CINCINNATI – Imagine a pro sports team in the West End. New City Council member Jeff Pastor can.
He’s too young to remember the Reds playing at Crosley Field, the charming old ballpark they left in 1970, but he’d loved to share the excitement with his children.
“This will be great for my young children here at Robert A.Taft High School to see a professional sport right in their backyard,” Pastor told WCPO Tuesday about the prospects of FC Cincinnati building a soccer stadium in the neighborhood where he grew up.
The prospects seemed brighter after the Cincinnati Metropolitan Housing Authority confirmed to WCPO’s Amanda Seitz that FC Cincinnati signed an option last week to buy 60 CMHA lots in the West End.
RELATED: Soccer stadium switcheroo in the works in the West End?
Keith Blake, West End Community Council President, said the long-forgotten West End is starting to make a comeback.
“There are businesses, there are individuals that are actively looking at the option of locating to the West End,” Blake said.
The signs are all around. One promises loft apartments; another promises urban expansion. Deeper Roots Coffee just moved its roasterie to Banks and Colerain.
“I called it Plan B,” Blake laughed.
FC Cincinnati spent much of the run-up to its bid to win a Major League Soccer franchise by promoting a stadium site in Oakley – getting the promise of $52 million in infrastructure spending from the city and county.
However, Cincinnati School Board Member Ryan Messer said he wasn’t surprised to see the letter from FC Cincinnati President Jeff Berding Monday laying the groundwork for a partnership with Cincinnati Public Schools in the West End - home to Taft High School and the adjacent Stargel Stadium.
“Frankly, what I had always been led to believe was that Oakley really wasn't an option and that West End was really the preferred option,” Messer said. “Whether that's really the case, I have no idea, but that's what happens in absence of facts.”
Messer said West End-FC Cincinnati talk is preliminary. Berding said in his letter that Oakley and Newport are still on the table. There's much to be discussed.
“I think everybody loves FCC and what it's done for the city, but let's make sure that goodwill continues through this decision,” he said.
Messer called for more community engagement. So did Cody Gausvik, secretary of the Oakley Community Council.
“We would just like to know, should we be considered.

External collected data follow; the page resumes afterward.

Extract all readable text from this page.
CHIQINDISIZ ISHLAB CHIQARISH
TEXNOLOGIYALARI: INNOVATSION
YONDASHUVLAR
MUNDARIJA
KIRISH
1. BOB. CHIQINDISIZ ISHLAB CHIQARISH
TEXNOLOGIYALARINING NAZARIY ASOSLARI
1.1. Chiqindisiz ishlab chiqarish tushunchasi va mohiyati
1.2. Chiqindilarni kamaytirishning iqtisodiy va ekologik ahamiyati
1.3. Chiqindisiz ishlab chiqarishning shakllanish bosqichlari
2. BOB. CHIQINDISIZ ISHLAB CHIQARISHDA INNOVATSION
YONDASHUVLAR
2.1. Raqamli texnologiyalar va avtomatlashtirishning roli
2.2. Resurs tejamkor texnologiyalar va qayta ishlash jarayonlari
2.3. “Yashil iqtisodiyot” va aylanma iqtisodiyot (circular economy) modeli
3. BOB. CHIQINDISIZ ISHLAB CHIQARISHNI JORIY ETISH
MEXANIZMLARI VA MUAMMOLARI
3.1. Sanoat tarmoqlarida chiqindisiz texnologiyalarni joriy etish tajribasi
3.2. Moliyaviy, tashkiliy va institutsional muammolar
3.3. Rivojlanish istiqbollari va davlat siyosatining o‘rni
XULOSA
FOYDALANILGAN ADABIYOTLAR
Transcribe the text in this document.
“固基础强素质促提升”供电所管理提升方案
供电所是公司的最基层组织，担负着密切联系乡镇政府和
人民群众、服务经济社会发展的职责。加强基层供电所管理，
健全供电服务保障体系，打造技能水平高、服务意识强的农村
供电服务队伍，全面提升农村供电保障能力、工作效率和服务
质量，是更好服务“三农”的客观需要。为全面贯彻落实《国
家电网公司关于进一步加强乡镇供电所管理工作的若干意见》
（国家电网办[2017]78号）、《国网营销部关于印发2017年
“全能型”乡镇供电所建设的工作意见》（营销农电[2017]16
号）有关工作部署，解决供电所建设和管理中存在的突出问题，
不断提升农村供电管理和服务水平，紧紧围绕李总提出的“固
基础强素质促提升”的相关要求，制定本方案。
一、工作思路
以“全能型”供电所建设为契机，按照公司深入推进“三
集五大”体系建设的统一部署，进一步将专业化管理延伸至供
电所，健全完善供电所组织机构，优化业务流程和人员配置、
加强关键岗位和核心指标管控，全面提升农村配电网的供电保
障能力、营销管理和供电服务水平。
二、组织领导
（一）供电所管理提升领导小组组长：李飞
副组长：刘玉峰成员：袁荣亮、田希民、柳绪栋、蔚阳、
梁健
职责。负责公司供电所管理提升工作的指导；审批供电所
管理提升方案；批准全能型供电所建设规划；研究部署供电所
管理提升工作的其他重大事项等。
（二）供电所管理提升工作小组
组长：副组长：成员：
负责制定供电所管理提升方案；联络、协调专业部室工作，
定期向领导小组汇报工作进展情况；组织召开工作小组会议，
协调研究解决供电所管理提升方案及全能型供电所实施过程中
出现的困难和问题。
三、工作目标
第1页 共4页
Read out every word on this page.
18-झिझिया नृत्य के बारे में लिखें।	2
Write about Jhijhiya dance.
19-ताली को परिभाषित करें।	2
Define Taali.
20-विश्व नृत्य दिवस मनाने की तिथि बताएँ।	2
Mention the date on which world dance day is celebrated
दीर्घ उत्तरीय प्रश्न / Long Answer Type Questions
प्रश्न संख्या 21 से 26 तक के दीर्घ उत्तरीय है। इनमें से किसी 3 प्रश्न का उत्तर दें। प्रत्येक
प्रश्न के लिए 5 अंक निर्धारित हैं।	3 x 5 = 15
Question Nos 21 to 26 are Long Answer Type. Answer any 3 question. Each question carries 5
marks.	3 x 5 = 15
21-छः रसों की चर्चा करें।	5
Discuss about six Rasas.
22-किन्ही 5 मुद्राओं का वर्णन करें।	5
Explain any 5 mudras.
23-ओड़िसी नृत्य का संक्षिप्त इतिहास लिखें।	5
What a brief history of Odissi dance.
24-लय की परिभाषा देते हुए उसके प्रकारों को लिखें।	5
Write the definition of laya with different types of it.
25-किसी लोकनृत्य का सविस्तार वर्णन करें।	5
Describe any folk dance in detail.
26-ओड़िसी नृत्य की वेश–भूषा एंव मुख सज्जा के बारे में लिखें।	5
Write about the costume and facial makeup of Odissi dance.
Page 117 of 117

We need to start planning now to allocate resources,” Gausvik said.
Pastor said the $37 million promised by the city can be moved to another neighborhood.
As for FC’s Cincinnati’s other declared option, the Ovation site in Newport - the city manager's said Tuesday that there had been no movement on anything related to FC Cincinnati.
The school board will talk about a soccer stadium at its next meeting next Wednesday.